Beginning in 1860, the statue was cast in five main sections by Clark Mills, whose bronze foundry was located on the outskirts of Washington. Work was halted in 1861 because of the Civil War, but by the end of 1862, with the help of the slave Philip Reid, the statue was finished and temporarily displayed on the Capitol Grounds. The cost of the statue, exclusive of installation, was $23,796.82. Late in 1863, construction of the dome was sufficiently advanced for the installation of the statue, which was hoisted in sections and assembled atop the cast-iron pedestal. The final section, the figure's head and shoulders, was raised on December 2, 1863, to a salute of 35 guns answered by the guns of the 12 forts around Washington.
The Plaster Model
The model of the Statue of Freedom is a piece of history itself. Since its fabrication, the 15,000-pound plaster model has been segmented, moved and stored numerous times. It even left the Capitol in 1890 and was transferred to the Smithsonian where it was displayed in the Arts and Industries Building from 1900 to 1967. Sawn apart and in storage until 1992, the model made a final return to the Capitol that year thanks to funds donated to the U.S. Capitol Preservation Commission.
Architect of the Capitol (AOC) painter General Supervisor Ken Riley was one of the hands-on guys during restoration of the model, which initially took place on the Russell Senate Office Building's loading dock. An AOC Construction Division paint crew exfoliated nearly every square inch of the statue's leaded paint surface. "The biggest challenge was not damaging the brittle — and historic — plaster substrate," says Riley, who spent many hours on the loading dock carefully scraping off the flaking paint.

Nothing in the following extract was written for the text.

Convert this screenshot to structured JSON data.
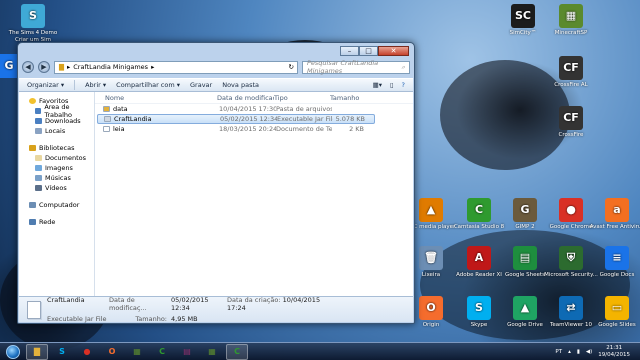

The paint crew put on a primer undercoat to preserve the original plaster and to provide a barrier coat of protection. Small voids and imperfections were filled with a setting type compound and sanded smooth and level.
Riley also worked on filling and sanding the model’s shield, which he thought looked like it had actually been in a battle. "Because I'd worked on the restoration of the pedestal on top of the Capitol, I'd seen the bronze statue's shield up close with its beautiful concise straight lines. I knew that the plaster model must have at one time looked like that so I ended up spending a lot of time working to correct the alignment of the 13 stripes on the shield."
From the loading dock, the model in two large pieces was crated and transported — with just inches to spare in some of the narrower hallways — to the basement rotunda of the Russell Building.
The Statue of Freedom model remained on view in the Russell basement rotunda until 2008 when the opening of the Capitol Visitor Center provided a space where visitors could truly appreciate it. It is now the centerpiece of Emancipation Hall (above), and visitors can see details of the model that would be impossible for them to see from the ground looking up at the bronze statue atop the Capitol.